1983? And that paper looks new! What the?

"Right, well, that's a mucking great stuff-up. Just let me check, my pretty. Who are you?"

"Detective Kate Beckett, NYPD."

"And in the wrong bloody place and all. I'm DCI Gene Hunt, and I was hoping you'd be calling me 'guvnor', but it seems the powers that be got things wrong."

"Wrong?"

"You were supposed to be transferring for some special duties, but they sent you here instead of New York. And now the guys upstairs have completely stuffed it, and told me to send you home."

"Home. As in New York?"

"Well, sort of, yeah." He lowered himself from the desk, grabbed a camel coat off a chair, and started heading out. Then he looked back at her.

"Coming?"

She hopped up and followed him into the main room, where phones were ringing and low murmured voices sounded like every Homicide division she had ever worked in – except that the rings were odd and the accents even stranger. Gene had reached the far side of the room and headed into the corridor, and Kate hurried to catch up with him.

"What is this place?"

"This? This is the world's greatest cesspit, Manchester's own CID. Only the best get to work here." He led her to a battered lift, its doors as grimy as her own office ones were mirror-like. "And I don't doubt that you're pretty good where you came from, but you can't stay. This time, anyway." The lift door opened and they got in, Gene pressing a button low on the panel. The lift doors shut and the lift itself lurched down in a fit of stops and starts.

"Blame your boss."

"I'm sorry?"

He turned to her and smiled regretfully. "Your boss. He's got some serious string-pulling powers, even here, and he just rang to say you're to go home."

The lift shook again and the lights flickered as Kate's head started to pound again. "Wait. What? Which boss?"

And as the lights went out fully, her companion laughed. "Captain Montgomery. Sounds like a right tosser, but he says you're needed back at the station.
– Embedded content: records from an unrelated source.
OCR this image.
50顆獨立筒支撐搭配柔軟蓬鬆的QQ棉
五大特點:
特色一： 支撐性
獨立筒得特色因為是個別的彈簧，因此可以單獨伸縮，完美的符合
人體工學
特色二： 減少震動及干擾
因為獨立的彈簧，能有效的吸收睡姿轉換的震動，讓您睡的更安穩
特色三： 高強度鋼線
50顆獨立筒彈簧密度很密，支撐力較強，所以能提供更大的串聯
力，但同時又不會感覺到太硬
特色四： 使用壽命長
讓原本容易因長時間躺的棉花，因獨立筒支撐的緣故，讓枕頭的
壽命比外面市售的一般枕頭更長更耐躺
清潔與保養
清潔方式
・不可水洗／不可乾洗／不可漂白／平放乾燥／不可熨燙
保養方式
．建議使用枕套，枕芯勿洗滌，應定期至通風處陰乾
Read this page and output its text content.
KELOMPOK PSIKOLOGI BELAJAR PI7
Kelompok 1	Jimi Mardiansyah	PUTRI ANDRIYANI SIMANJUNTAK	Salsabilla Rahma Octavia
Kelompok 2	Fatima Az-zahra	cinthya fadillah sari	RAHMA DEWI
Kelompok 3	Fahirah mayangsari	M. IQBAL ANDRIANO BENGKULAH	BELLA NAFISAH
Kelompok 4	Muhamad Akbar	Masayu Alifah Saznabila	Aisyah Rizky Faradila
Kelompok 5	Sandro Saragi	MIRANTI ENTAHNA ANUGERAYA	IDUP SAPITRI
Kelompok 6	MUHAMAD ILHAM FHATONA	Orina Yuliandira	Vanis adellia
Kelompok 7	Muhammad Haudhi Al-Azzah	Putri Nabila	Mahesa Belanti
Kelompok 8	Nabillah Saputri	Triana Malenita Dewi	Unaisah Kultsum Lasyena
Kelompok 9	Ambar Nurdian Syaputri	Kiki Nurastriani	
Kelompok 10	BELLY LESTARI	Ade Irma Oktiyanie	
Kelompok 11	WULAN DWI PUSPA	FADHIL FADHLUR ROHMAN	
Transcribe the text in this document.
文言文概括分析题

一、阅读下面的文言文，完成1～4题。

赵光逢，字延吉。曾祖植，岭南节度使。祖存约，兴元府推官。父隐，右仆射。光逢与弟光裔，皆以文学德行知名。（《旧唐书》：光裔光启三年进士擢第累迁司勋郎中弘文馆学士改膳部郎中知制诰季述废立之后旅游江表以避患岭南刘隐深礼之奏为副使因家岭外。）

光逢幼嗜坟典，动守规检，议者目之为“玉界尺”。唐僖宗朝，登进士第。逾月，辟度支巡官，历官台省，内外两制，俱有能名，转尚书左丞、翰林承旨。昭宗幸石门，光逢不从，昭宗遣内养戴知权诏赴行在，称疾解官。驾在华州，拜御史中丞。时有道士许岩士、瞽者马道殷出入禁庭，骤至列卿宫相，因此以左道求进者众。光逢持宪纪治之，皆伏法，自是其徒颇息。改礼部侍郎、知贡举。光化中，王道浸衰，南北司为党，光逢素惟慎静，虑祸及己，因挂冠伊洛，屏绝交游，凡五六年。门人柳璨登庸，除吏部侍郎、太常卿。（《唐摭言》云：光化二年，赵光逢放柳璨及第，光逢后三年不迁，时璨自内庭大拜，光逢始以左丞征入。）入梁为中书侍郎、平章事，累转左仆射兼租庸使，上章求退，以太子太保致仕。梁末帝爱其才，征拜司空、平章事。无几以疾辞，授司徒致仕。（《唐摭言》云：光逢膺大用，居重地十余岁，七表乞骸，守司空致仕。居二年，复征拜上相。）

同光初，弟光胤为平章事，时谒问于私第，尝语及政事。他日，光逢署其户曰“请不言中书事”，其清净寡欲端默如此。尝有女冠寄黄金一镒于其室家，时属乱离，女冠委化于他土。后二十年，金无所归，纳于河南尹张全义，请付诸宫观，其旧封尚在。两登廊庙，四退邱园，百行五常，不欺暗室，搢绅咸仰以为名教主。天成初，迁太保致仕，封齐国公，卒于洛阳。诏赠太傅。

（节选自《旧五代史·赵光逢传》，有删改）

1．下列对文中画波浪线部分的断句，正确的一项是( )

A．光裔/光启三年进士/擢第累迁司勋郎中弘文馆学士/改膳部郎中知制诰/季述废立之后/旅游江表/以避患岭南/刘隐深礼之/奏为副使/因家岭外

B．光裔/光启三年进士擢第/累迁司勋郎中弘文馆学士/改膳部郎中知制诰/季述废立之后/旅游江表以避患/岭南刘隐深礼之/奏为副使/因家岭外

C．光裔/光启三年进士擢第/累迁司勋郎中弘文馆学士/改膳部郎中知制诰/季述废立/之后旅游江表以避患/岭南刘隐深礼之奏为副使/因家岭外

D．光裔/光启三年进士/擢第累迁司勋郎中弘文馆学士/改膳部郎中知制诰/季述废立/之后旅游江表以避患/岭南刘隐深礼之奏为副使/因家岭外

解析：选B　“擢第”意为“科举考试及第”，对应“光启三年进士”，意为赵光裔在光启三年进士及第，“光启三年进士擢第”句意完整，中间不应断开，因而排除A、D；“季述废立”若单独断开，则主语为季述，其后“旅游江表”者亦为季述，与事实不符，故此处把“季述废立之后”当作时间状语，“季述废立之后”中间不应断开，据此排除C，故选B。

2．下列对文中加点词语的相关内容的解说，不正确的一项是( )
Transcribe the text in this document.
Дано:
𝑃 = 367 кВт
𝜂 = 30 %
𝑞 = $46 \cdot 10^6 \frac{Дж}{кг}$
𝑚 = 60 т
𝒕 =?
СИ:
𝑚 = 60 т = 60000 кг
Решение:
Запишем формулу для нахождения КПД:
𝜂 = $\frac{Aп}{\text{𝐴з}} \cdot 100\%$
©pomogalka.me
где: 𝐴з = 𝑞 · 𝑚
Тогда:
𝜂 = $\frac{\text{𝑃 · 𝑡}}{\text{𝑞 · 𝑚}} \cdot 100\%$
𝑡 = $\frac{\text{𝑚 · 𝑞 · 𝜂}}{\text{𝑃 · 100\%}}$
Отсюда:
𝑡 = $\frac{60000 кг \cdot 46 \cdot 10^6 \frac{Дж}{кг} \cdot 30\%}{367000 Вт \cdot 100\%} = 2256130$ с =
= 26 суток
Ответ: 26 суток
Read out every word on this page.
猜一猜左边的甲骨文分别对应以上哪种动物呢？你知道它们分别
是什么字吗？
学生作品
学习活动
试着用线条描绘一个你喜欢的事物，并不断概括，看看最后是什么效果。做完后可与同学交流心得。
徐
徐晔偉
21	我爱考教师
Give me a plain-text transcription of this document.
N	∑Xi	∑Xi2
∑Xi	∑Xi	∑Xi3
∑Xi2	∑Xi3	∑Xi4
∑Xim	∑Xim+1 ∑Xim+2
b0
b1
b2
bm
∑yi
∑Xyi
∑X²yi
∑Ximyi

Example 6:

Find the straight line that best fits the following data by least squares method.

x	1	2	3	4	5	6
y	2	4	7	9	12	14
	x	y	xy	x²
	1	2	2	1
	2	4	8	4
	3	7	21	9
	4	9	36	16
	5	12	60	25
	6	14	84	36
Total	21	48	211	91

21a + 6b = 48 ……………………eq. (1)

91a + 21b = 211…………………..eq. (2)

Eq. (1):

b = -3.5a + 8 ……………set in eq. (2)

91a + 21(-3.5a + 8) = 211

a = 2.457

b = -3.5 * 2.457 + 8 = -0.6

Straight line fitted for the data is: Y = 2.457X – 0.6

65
Called it a castle or something."

Darkness. Falling. Then a great gasp, and breathing fire and sand and gravel and things that you're not supposed to breathe, surely, but breathing all the same. Beeping noises and a bright light and voices around her.

"She's breathing by herself. Oh thank god." A familiar voice. But cracked, worn, as if it had cried and ranted for a week and not slept.

"She'll make it now. I'm sure of it. Kate? Can you hear me?" An unfamiliar voice, calm and confident and very professional. "You call her. She'll hear you."

"Kate?" The first voice again.

She opened her eyes, the brightness painful like a summer sun seen full on.

"Rick."

And she closed her eyes, this time just to sleep.